Sorges et la truffe
Sorges et la truffe : une longue histoire d'amour
Ce n’est pas sans légitimité que Sorges s’affiche aujourd’hui comme une capitale de la truffe.
Non point que la commune ait la prétention ridicule d’être le berceau unique du précieux tubercule, qui apparut il y a bien longtemps, partout où les conditions environnementales, géologiques et climatologiques étaient réunies.
Non point que la quantité de truffes récoltées aujourd’hui sur son territoire la propulse dans le livre des records, qui pourrait davantage consacrer des qualités gustatives soulignées depuis plus d’un siècle par quelques uns des plus grands spécialistes gastronomiques.
Si ce n’est la truffe elle-même, c’est la naissance de la trufficulture au XIXe et au début du XXe siècle, qui a donné définitivement à Sorges son indiscutable légitimité de capitale. On doit en effet à l’initiative de quelques personnalités sorgeaises un véritable changement de statut de la truffe au cours des deux siècles passés : d’un champignon « sauvage » mis capricieusement par la nature à la disposition d’une population de chercheurs-cueilleurs, elle est devenue un vrai produit de culture, à tous les sens du terme. Sorges est ainsi devenue une capitale à la fois culturale et culturelle de la truffe.
Culturale, d'abord
Dès le début du XIXe siècle, c’est à Sorges que l’on voit les premières tentatives destinées à « donner un coup de pouce décisif » à la nature : quelques semis de glands de chênes truffiers, comme celui réalisé sur deux hectares par Monsieur MONTIGNAC, du hameau de « Saleix », donnent des résultats plus qu’encourageants (200 kilos de truffes, les bonnes années, issus du semis de « Saleix »).
En 1837, « au Bouquet », le baron Bertrand de MALET met en sol une multitude de plants de chênes truffiers. Entre 1840 et 1868, il développe cette pratique à une échelle inédite, dans d’anciennes vignes, sur les coteaux de « La Palue » : plus de 60 hectares sont alors plantés.

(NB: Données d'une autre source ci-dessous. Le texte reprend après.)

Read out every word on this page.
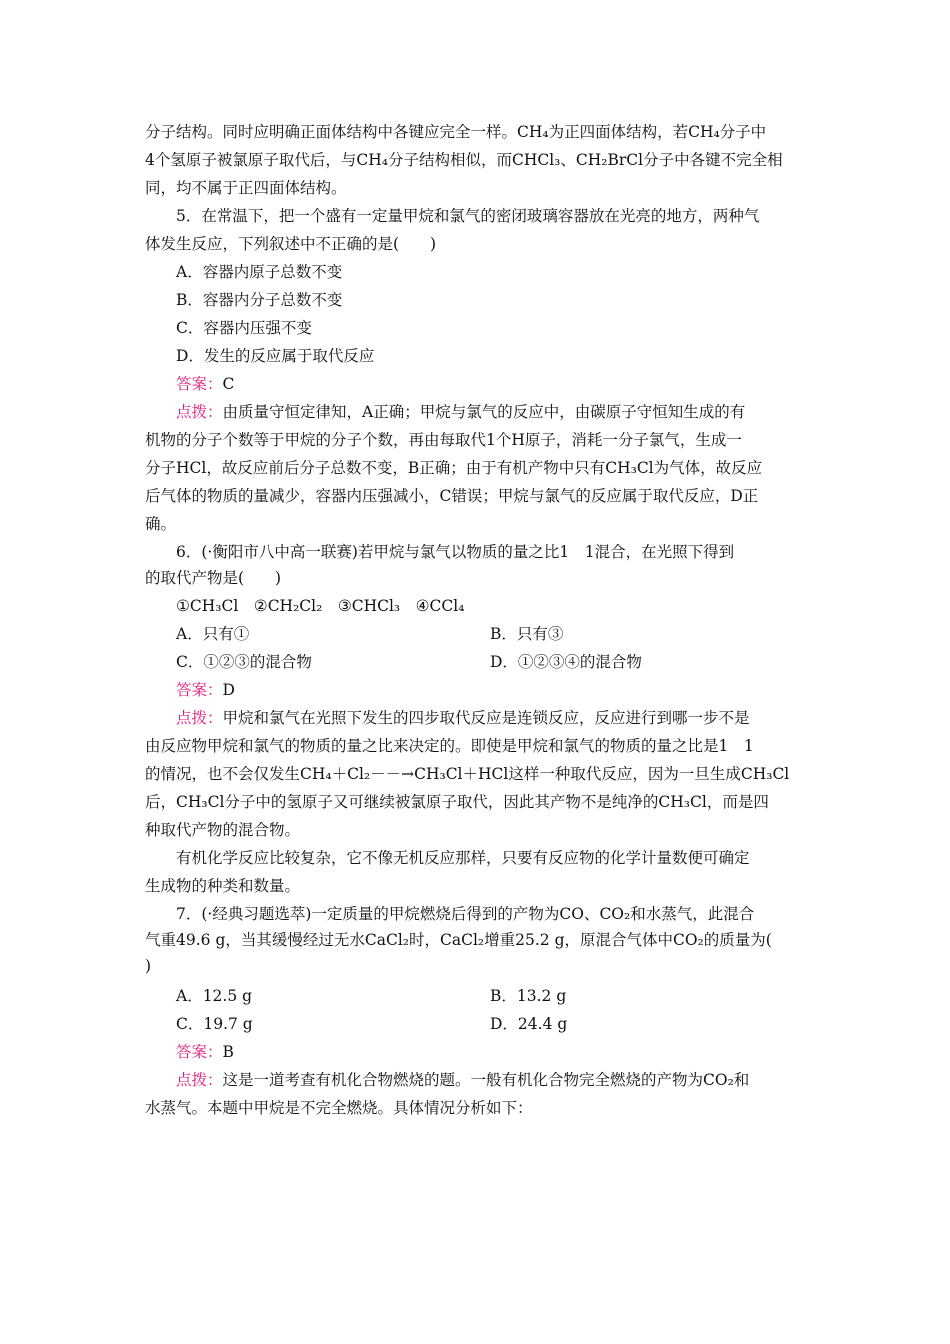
分子结构。同时应明确正面体结构中各键应完全一样。CH₄为正四面体结构，若CH₄分子中
4个氢原子被氯原子取代后，与CH₄分子结构相似，而CHCl₃、CH₂BrCl分子中各键不完全相
同，均不属于正四面体结构。
5．在常温下，把一个盛有一定量甲烷和氯气的密闭玻璃容器放在光亮的地方，两种气
体发生反应，下列叙述中不正确的是(　　)
A．容器内原子总数不变
B．容器内分子总数不变
C．容器内压强不变
D．发生的反应属于取代反应
答案：C
点拨：由质量守恒定律知，A正确；甲烷与氯气的反应中，由碳原子守恒知生成的有
机物的分子个数等于甲烷的分子个数，再由每取代1个H原子，消耗一分子氯气，生成一
分子HCl，故反应前后分子总数不变，B正确；由于有机产物中只有CH₃Cl为气体，故反应
后气体的物质的量减少，容器内压强减小，C错误；甲烷与氯气的反应属于取代反应，D正
确。
6．(·衡阳市八中高一联赛)若甲烷与氯气以物质的量之比1　1混合，在光照下得到
的取代产物是(　　)
①CH₃Cl　②CH₂Cl₂　③CHCl₃　④CCl₄
A．只有①	B．只有③
C．①②③的混合物	D．①②③④的混合物
答案：D
点拨：甲烷和氯气在光照下发生的四步取代反应是连锁反应，反应进行到哪一步不是
由反应物甲烷和氯气的物质的量之比来决定的。即使是甲烷和氯气的物质的量之比是1　1
的情况，也不会仅发生CH₄＋Cl₂－－→CH₃Cl＋HCl这样一种取代反应，因为一旦生成CH₃Cl
后，CH₃Cl分子中的氢原子又可继续被氯原子取代，因此其产物不是纯净的CH₃Cl，而是四
种取代产物的混合物。
有机化学反应比较复杂，它不像无机反应那样，只要有反应物的化学计量数便可确定
生成物的种类和数量。
7．(·经典习题选萃)一定质量的甲烷燃烧后得到的产物为CO、CO₂和水蒸气，此混合
气重49.6 g，当其缓慢经过无水CaCl₂时，CaCl₂增重25.2 g，原混合气体中CO₂的质量为(
)
A．12.5 g	B．13.2 g
C．19.7 g	D．24.4 g
答案：B
点拨：这是一道考查有机化合物燃烧的题。一般有机化合物完全燃烧的产物为CO₂和
水蒸气。本题中甲烷是不完全燃烧。具体情况分析如下：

Ces techniques culturales furent couronnées de succès. A la fin du XIXe siècle, Sorges enregistrait une récolte annuelle de 5 à 6 tonnes de truffes, soit à peu près l’équivalent de la production actuelle de la Dordogne tout entière !
La production de truffes remplaça avantageusement celle du vin, qui s’était effondrée après les ravages du phylloxéra, fit la fortune de quelques familles sorgeaises et assura un complément de revenu non négligeable pour tous les agriculteurs qui possédaient des parcelles sur le causse.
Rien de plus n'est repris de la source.